Plants that are cold sensitive will especially benefit from earlier planting because they will have longer to get their roots established before the soil turns cold. Planting now, before plants go dormant, will also lead to superior plant establishment and stronger spring growth. Smaller plants will also be less susceptible to frost heave over winter if planted with time to get roots established before winter.

Can I still prune and fertilize my plants?

In general, it’s too late to prune and fertilize plants this year. Both of these activities stimulate new growth and it’s time for the plants to move their energy inward and prepare for dormancy. You can still remove any dead or diseased material from trees and shrubs, but only remove as much wood as necessary.

How else can I help my plants this time of year?

Sanitation!
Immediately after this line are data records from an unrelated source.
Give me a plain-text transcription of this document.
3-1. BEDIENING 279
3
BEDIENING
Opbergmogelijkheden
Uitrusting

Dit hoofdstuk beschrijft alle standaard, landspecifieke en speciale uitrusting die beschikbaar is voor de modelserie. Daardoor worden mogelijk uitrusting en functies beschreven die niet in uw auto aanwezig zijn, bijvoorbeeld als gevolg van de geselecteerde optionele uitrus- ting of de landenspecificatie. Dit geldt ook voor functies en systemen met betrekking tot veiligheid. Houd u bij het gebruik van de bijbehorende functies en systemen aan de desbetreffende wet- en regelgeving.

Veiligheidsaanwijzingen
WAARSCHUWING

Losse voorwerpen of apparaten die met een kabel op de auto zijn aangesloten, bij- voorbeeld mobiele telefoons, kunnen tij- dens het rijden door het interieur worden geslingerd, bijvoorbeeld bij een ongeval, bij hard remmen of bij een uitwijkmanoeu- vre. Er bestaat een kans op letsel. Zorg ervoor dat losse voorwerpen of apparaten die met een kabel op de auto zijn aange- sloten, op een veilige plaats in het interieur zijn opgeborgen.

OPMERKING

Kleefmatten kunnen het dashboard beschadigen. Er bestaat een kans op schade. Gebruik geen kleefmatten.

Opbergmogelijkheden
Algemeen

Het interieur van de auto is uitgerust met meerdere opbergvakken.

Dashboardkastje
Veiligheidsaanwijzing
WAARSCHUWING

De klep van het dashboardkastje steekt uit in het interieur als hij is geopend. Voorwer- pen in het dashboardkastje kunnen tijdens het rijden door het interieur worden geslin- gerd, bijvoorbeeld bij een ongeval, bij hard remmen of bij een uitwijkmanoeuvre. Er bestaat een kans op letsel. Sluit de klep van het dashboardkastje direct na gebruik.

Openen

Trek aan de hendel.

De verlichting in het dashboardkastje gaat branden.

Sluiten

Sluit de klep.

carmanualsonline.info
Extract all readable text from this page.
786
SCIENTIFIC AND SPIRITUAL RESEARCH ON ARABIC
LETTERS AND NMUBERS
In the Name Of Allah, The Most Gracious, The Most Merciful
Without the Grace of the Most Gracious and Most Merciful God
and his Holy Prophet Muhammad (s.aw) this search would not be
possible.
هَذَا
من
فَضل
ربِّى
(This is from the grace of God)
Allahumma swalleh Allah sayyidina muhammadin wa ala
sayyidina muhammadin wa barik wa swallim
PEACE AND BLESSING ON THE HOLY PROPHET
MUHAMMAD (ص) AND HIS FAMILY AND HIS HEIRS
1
Removing dropped fruit lessens the pest pressure next year. If you are leaving the fallen leaves, you can help them decompose faster and minimize fungal diseases by spraying the fallen leaves with compost tea and if your plants can use more lime, sprinkle lime on the leaves this fall.

I would also be preparing to freshen and thicken up your mulch before winter. I think we’ve got another cold one ahead of us this year. I’m expecting the cold weather to come early this year as well, so begin making your winter preparations sooner rather than later.